改正被災マンション法をめぐる諸問題

趣旨説明


髙橋 悦子(マンション管理士)





1 はじめに
 2011年3月11日の東日本大震災発生から3年が経過した。震災当初は誰もが津波被害に目を奪われ、マンションの被害状況を口に出す環境ではなかった。
 時の経過とともに人々の関心も、生命、身体、水・食糧から次の段階の財産の問題へと変わっていった。なかでも住まいの問題は生活の基盤となるものであり、特に重要な部分である。
仙台市内で震災後に公費解体を選択したマンションは5棟であった。うち1棟は建替え決議によるものであり、昨年7月に建替えが完了した。もう1棟は以前から多数を所有していた法人が全部を所有することとなった。したがって実際に改正被災マンション法に則って敷地の売却を検討しているのは、3棟である。
 昨年、改正被災マンション法が成立し東日本大震災が政令指定され、5分の4の賛成で敷地が売却できることになり、関係者の間では大変に歓迎された。公費による解体はなんとか合意が得られたとしても、多数当事者であるがゆえに、敷地の処分にはさまざまな思惑がからむ事となり、民法による全員合意では到底、解決できなかったであろうと思われる。

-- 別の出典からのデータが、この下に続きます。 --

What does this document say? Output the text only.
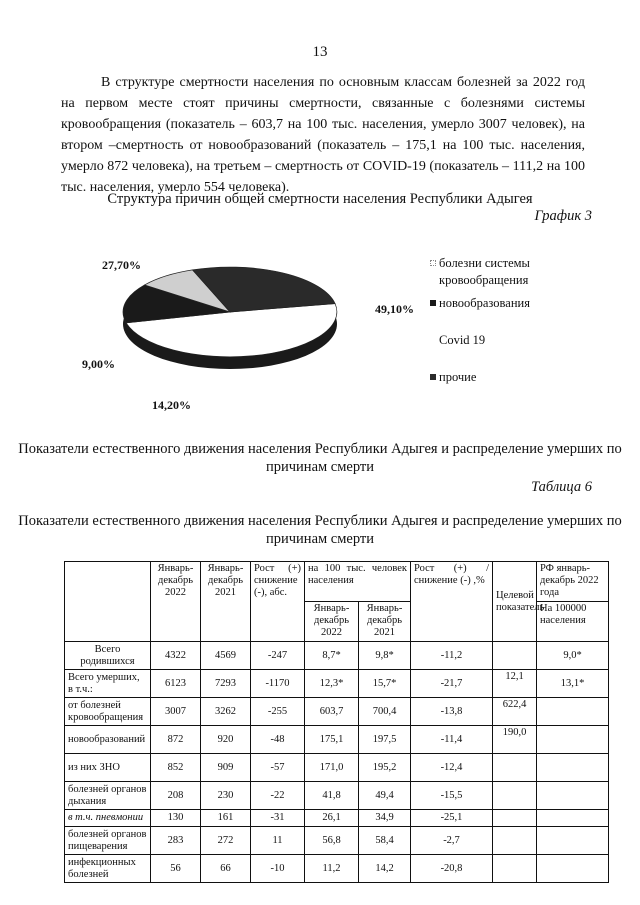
13

В структуре смертности населения по основным классам болезней за 2022 год на первом месте стоят причины смертности, связанные с болезнями системы кровообращения (показатель – 603,7 на 100 тыс. населения, умерло 3007 человек), на втором –смертность от новообразований (показатель – 175,1 на 100 тыс. населения, умерло 872 человека), на третьем – смертность от COVID-19 (показатель – 111,2 на 100 тыс. населения, умерло 554 человека).

Структура причин общей смертности населения Республики Адыгея
График 3
27,70%
49,10%
9,00%
14,20%
болезни системы кровообращения
новообразования
Covid 19
прочие
Показатели естественного движения населения Республики Адыгея и распределение умерших по причинам смерти
Таблица 6
Показатели естественного движения населения Республики Адыгея и распределение умерших по причинам смерти
	Январь-декабрь 2022	Январь-декабрь 2021	Рост (+) снижение (-), абс.	на 100 тыс. человек населения		Рост (+) / снижение (-) ,%	Целевой показатель	РФ январь-декабрь 2022 года
				Январь-декабрь 2022	Январь-декабрь 2021			На 100000 населения
Всего родившихся	4322	4569	-247	8,7*	9,8*	-11,2		9,0*
Всего умерших, в т.ч.:	6123	7293	-1170	12,3*	15,7*	-21,7	12,1	13,1*
от болезней кровообращения	3007	3262	-255	603,7	700,4	-13,8	622,4	
новообразований	872	920	-48	175,1	197,5	-11,4	190,0	
из них ЗНО	852	909	-57	171,0	195,2	-12,4		
болезней органов дыхания	208	230	-22	41,8	49,4	-15,5		
в т.ч. пневмонии	130	161	-31	26,1	34,9	-25,1		
болезней органов пищеварения	283	272	11	56,8	58,4	-2,7		
инфекционных болезней	56	66	-10	11,2	14,2	-20,8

改正被災マンション法に則り、昨年12月8日にはHマンションで敷地の売却決議が終了した。
せっかく法律ができたのであるから、一部の心ない共有者のために敷地処分を断念することのないように、又、3年の時限の間に適正な敷地の売却ができるようにと願っている。
 現場の最前線で、実際に問題に直面し取り組んでいる東北支部会員と、折田泰宏氏にそれぞれの立場から論じていただき、改正被災マンション法をめぐる諸問題を明らかにしていきたい。
      
2 本分科会の構成
(1)「改正被災マンション法の概略と問題点」と題し、法制審議会委員を務めたマンション管理士の佐藤正芳氏から、論じていただく。
(2)「改正被災マンション法の法律上の問題点」と題し、弁護士の松澤陽明氏(東北支部副支部長)から論じていただく。
(3)「改正被災マンション法の実務上の問題点」と題し、実際に3棟のマンションの関係者と関わっているマンション管理士の萩原孝次氏から実務上の問題点を論じていただく。
(4)「大規模被災マンションの現況と改正被災マンション法の適用をめぐる諸問題」と題し、震災後に何度も現地に足を運ばれた折田泰宏氏に問題点を論じていただく。